Has anyone experimented with different separator sequences? If so, what were your results?

3 Likes

What kind of separator do you mean? Like a vertical separator or list or what? I usually just use double newline

I have seen """ being used more and more in the examples, but also would like to know if this is just by chance or if someone had a closer look at their performance

2 Likes

I generally use ###.

# and ### are both only 1 token, so you’re not saving any tokens by using a shorter (and possibly worse) separator. You can test this in the tokenizer here.

Instead, take a look at the instruct series to use fewer examples or fine-tuning to not have to pass in examples at all.

With good prompt design, you might save hundreds of tokens per call, while increasing quality, as opposed to something minor like removing a separator (which could also decrease quality).

4 Likes

From the beginning I’ve been using """ in the Playground setting.
But right now, as I’m preparing a fine-tuned model, I decided for ###, because I’m a bit worried about JSON and JSONL data formatting.
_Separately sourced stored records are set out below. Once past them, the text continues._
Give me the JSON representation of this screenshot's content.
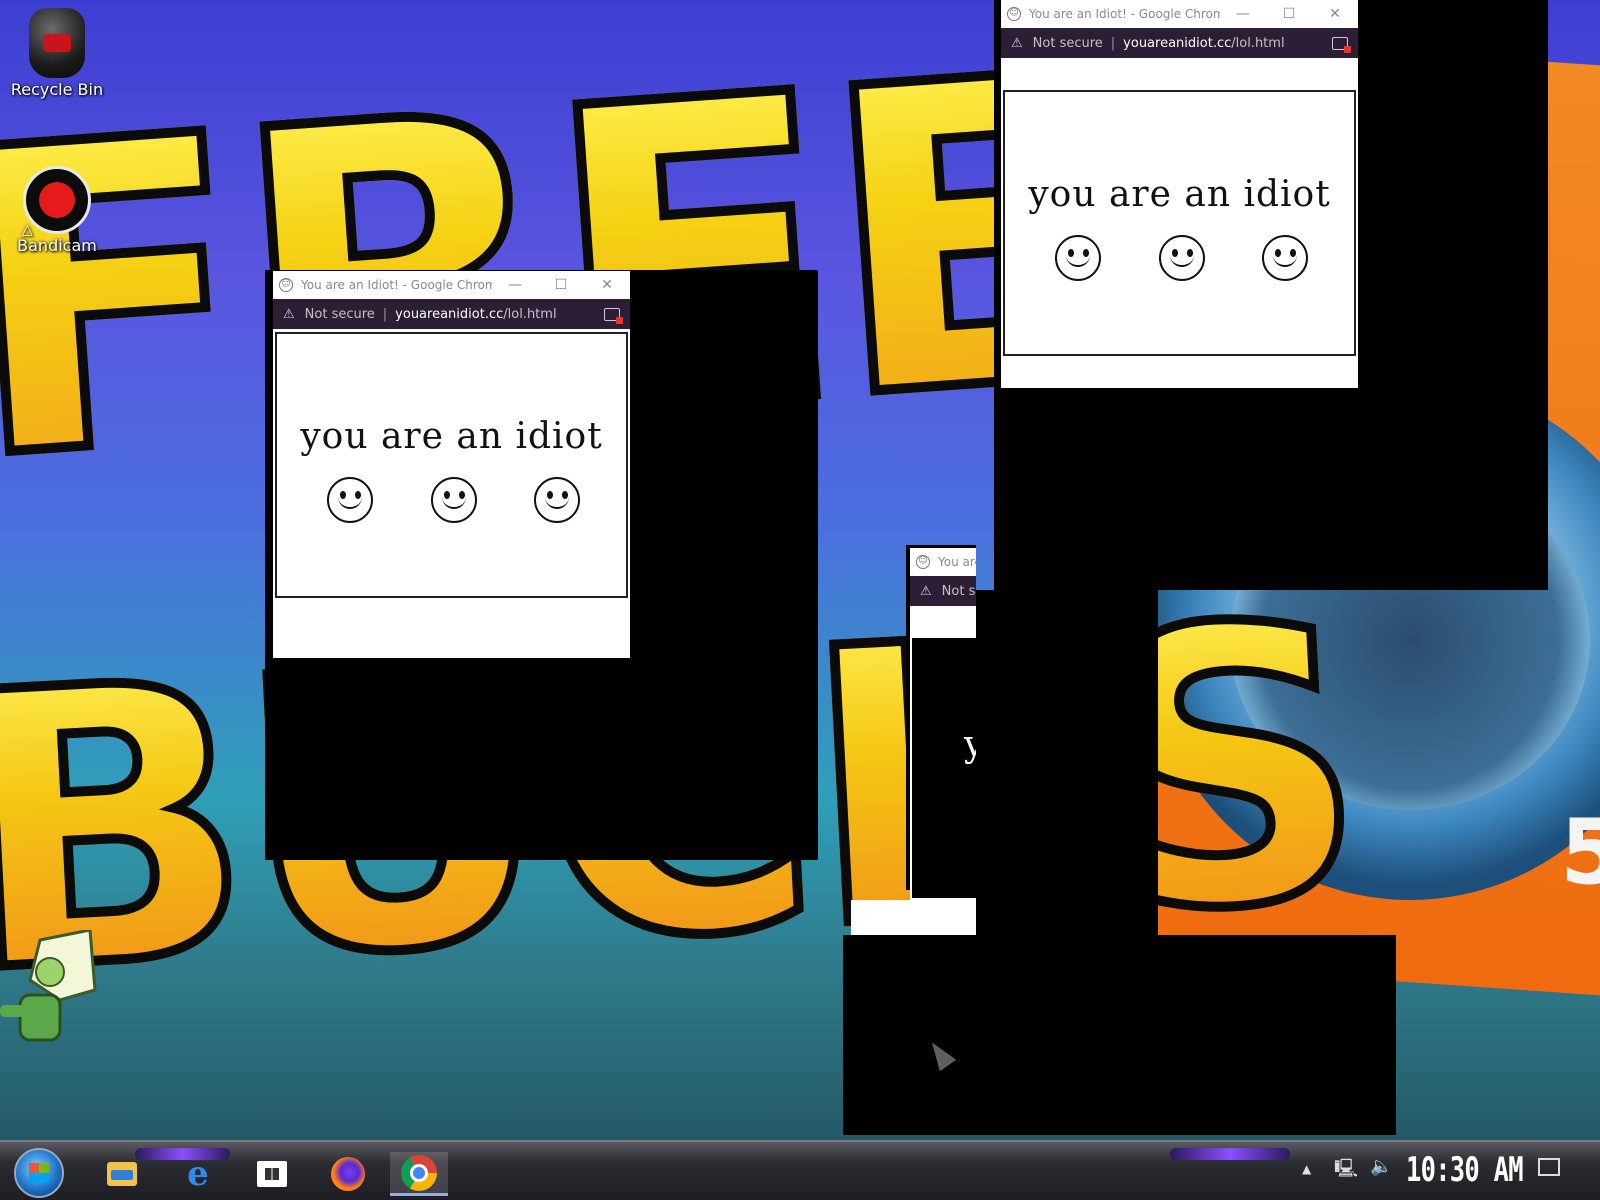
{
  "desktop": {
    "icons": [
      {
        "label": "Recycle Bin"
      },
      {
        "label": "Bandicam"
      }
    ],
    "wallpaper": {
      "line1": "FREE",
      "line2": "BUCKS",
      "corner": "5"
    }
  },
  "popups": [
    {
      "title": "You are an Idiot! - Google Chrome",
      "security": "Not secure",
      "url_host": "youareanidiot.cc",
      "url_path": "/lol.html",
      "message": "you are an idiot"
    },
    {
      "title": "You are an Idiot! - Google Chrome",
      "security": "Not secure",
      "url_host": "youareanidiot.cc",
      "url_path": "/lol.html",
      "message": "you are an idiot"
    },
    {
      "title": "You are",
      "security": "Not s",
      "message": "y"
    }
  ],
  "window_controls": {
    "minimize": "—",
    "maximize": "☐",
    "close": "✕"
  },
  "taskbar": {
    "apps": [
      "file-explorer",
      "edge",
      "store",
      "firefox",
      "chrome"
    ],
    "clock": "10:30 AM",
    "tray_up": "▲"
  },
  "colors": {
    "address_bar": "#2c1e34",
    "accent": "#8a4fff"
  }
}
Don’t want no random bugs because of the stop sequence :slight_smile:

2 Likes

I actually use a single # because ### and ## also fails at times on high temperatures, and ends up one short. In a production environment, it looks rather weird. I’d rather it give two outputs.

I avoid things like ‘’’, $$$, “”" because they’re easier to misinterpret.

Something like ⁙⁙⁙ appears to work just fine and won’t conflict with any data.

1 Like